First, objects that write the same depth as the clear value are not picked. In most sane cases, this means objects rendered onto the far plane can be missed. Thankfully, this is almost never an issue and can be fixed by also reading the color buffer.
Second, if the viewer is far away, its possible for a large amount of the scene to be behind a single pixel. For example, the entire earth and everything on it could be behind a single pixel. What does the user think they are picking on anyway? Regardless, view frustum culling is not effective so we turn to a simple solution. Objects that are farther from the viewer then a user defined threshold or do not meet a user defined pixel size are not rendered.

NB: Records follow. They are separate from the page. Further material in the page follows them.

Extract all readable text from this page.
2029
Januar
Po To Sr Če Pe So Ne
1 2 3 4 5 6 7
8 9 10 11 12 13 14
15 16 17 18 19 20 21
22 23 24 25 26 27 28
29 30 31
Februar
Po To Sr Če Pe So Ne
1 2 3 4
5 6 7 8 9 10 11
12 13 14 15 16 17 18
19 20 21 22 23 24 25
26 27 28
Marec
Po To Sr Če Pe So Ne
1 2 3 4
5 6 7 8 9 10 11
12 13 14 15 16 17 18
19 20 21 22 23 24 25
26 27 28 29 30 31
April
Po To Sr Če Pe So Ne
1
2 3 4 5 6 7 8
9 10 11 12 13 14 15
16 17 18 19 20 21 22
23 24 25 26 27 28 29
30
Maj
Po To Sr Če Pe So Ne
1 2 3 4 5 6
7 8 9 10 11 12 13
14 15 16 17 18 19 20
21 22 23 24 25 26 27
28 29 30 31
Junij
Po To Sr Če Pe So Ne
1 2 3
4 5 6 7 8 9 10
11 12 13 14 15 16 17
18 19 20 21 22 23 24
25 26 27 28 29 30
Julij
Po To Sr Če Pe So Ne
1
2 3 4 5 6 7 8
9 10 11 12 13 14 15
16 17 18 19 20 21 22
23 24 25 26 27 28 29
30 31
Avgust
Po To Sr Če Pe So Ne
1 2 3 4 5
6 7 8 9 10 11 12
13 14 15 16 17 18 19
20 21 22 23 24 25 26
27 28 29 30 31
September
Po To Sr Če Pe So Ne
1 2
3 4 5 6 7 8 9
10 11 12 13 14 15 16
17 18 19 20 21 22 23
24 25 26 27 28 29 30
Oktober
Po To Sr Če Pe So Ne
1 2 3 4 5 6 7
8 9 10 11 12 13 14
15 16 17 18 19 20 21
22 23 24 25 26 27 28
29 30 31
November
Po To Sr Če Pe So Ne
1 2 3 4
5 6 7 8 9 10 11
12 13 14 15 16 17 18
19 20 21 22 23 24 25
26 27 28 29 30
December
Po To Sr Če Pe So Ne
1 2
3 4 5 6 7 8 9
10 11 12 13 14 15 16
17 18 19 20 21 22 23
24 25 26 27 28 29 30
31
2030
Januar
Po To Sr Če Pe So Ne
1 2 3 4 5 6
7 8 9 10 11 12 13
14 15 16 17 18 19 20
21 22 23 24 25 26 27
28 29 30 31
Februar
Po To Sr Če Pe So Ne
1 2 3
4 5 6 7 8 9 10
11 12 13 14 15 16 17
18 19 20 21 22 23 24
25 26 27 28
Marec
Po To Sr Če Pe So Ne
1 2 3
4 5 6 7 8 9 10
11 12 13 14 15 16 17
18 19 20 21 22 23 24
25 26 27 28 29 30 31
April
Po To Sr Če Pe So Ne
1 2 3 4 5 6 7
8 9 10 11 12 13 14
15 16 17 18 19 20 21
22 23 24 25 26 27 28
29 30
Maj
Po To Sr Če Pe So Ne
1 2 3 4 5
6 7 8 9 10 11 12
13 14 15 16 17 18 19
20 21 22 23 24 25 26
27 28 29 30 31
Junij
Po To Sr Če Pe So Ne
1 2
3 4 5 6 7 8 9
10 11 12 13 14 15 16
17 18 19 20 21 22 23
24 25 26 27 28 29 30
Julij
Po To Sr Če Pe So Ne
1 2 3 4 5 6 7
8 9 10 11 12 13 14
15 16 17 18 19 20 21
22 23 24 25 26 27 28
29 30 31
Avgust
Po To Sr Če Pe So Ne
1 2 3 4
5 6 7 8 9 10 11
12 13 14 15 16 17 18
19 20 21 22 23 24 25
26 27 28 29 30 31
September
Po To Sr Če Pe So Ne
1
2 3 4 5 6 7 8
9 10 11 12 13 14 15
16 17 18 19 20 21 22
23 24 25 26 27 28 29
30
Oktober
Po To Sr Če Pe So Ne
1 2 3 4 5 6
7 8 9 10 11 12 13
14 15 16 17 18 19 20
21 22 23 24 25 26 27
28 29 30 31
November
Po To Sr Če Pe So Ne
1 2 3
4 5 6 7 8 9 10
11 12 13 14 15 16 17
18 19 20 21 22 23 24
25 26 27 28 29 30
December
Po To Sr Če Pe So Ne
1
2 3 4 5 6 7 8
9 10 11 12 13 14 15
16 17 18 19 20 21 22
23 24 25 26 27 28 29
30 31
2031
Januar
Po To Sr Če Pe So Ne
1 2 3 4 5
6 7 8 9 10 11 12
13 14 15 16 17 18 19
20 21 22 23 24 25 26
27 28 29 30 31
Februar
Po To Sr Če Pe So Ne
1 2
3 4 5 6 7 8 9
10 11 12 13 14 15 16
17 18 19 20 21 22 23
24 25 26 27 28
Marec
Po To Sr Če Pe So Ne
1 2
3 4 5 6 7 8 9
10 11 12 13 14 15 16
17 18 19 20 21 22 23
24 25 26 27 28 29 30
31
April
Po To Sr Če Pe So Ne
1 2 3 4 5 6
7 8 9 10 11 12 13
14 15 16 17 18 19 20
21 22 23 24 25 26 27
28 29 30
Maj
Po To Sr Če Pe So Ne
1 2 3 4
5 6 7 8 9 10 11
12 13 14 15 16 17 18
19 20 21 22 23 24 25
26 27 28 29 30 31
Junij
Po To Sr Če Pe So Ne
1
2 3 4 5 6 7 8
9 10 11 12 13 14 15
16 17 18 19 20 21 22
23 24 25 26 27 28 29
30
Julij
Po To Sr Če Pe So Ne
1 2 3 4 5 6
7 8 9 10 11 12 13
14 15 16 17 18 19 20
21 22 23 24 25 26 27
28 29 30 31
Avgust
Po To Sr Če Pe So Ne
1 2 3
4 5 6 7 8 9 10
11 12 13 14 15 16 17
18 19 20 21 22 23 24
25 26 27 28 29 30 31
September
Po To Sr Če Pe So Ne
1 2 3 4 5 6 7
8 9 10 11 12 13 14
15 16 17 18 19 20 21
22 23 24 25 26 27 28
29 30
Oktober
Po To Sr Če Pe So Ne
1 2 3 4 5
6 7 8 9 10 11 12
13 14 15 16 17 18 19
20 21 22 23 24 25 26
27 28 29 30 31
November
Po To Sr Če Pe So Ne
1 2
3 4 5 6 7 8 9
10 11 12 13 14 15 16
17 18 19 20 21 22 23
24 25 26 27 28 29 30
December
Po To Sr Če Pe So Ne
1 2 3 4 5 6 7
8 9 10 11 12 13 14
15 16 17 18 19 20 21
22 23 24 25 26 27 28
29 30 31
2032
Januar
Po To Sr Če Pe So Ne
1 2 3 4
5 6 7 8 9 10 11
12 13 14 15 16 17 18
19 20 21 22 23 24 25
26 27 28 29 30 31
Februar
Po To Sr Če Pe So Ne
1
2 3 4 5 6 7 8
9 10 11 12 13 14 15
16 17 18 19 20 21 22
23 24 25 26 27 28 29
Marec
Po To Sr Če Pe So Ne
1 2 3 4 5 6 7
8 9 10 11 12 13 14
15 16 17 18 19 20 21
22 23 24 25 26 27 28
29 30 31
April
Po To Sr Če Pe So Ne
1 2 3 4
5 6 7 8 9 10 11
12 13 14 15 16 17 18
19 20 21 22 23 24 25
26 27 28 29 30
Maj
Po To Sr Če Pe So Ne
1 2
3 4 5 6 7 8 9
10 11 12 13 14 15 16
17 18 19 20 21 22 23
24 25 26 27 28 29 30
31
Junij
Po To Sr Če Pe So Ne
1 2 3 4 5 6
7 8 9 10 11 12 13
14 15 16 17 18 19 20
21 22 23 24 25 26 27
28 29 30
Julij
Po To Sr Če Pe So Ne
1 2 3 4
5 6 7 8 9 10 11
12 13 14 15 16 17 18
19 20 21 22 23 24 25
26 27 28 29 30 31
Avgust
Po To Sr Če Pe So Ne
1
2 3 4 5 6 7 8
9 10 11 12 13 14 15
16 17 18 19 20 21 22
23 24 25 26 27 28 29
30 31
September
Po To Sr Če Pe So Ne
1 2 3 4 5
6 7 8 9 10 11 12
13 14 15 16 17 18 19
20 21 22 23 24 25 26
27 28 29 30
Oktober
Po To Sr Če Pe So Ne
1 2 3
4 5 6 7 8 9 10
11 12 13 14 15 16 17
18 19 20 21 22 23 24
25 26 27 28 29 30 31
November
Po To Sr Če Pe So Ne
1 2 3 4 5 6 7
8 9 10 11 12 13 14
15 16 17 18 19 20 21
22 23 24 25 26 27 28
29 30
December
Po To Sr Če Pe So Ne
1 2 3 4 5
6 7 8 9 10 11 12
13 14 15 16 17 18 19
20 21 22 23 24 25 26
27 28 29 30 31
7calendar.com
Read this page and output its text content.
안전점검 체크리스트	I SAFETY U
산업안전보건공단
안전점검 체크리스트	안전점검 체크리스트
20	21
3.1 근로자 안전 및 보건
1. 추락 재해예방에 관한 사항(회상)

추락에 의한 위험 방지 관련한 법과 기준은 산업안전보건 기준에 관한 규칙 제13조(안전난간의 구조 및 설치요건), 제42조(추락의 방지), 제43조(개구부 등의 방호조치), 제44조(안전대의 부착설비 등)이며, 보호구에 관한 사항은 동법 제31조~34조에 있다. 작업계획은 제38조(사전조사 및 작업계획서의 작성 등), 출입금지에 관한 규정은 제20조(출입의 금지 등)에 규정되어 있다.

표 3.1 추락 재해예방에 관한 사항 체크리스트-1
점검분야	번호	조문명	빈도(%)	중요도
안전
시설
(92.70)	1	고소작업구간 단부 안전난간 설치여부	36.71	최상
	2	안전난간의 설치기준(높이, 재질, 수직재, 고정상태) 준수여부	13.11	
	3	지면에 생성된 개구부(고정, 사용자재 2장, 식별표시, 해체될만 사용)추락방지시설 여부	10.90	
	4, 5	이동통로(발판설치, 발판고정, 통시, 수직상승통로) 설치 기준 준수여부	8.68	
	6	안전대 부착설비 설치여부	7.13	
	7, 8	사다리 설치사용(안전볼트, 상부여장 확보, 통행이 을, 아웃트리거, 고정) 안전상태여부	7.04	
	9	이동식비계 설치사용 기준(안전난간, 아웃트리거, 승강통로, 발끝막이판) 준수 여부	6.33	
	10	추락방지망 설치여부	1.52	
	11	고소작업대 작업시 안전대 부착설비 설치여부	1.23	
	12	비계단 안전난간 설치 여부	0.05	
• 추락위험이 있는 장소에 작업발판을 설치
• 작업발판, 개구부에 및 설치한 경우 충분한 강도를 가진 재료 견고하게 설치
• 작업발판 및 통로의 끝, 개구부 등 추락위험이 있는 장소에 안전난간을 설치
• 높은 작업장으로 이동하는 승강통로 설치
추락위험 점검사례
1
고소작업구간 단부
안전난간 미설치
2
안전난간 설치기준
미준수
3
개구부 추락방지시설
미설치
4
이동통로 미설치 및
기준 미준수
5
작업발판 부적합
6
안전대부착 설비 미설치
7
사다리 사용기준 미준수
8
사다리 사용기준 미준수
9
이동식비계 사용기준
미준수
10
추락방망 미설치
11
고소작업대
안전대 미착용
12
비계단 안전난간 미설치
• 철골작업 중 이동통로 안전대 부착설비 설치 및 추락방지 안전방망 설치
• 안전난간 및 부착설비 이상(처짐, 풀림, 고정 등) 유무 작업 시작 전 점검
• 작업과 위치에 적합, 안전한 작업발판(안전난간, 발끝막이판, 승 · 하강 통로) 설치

Finally, we've ignored the problem of rubberband picking, where the user drags a box in screen space and wants to pick every object in it. Since the frustum may be large, culling is now less effective. The good news is this doesn't have to execute at highly interactive rates like a single pick used for roll-over picking.
In summary, the depth buffer, in combination with multipass rendering, is used to identify picked objects. This algorithm considers per fragment operations, is straightforward to implement, and provides good performance for most scenes. In a future entry, I may post some performance numbers.
This algorithm is still ripe with potential optimizations. For example, when drill picking doesn't matter and only the front object needs to be picked, can hardware occlusion queries help? Can PBOs improve the performance of reading the depth buffer? If the object depth complexity is high, can each object be written to a different pixel and read back all at once?
In my eyes, the ideal picking algorithm has the ease of use of this algorithm and the speed of traditional color buffer picking with a single read back.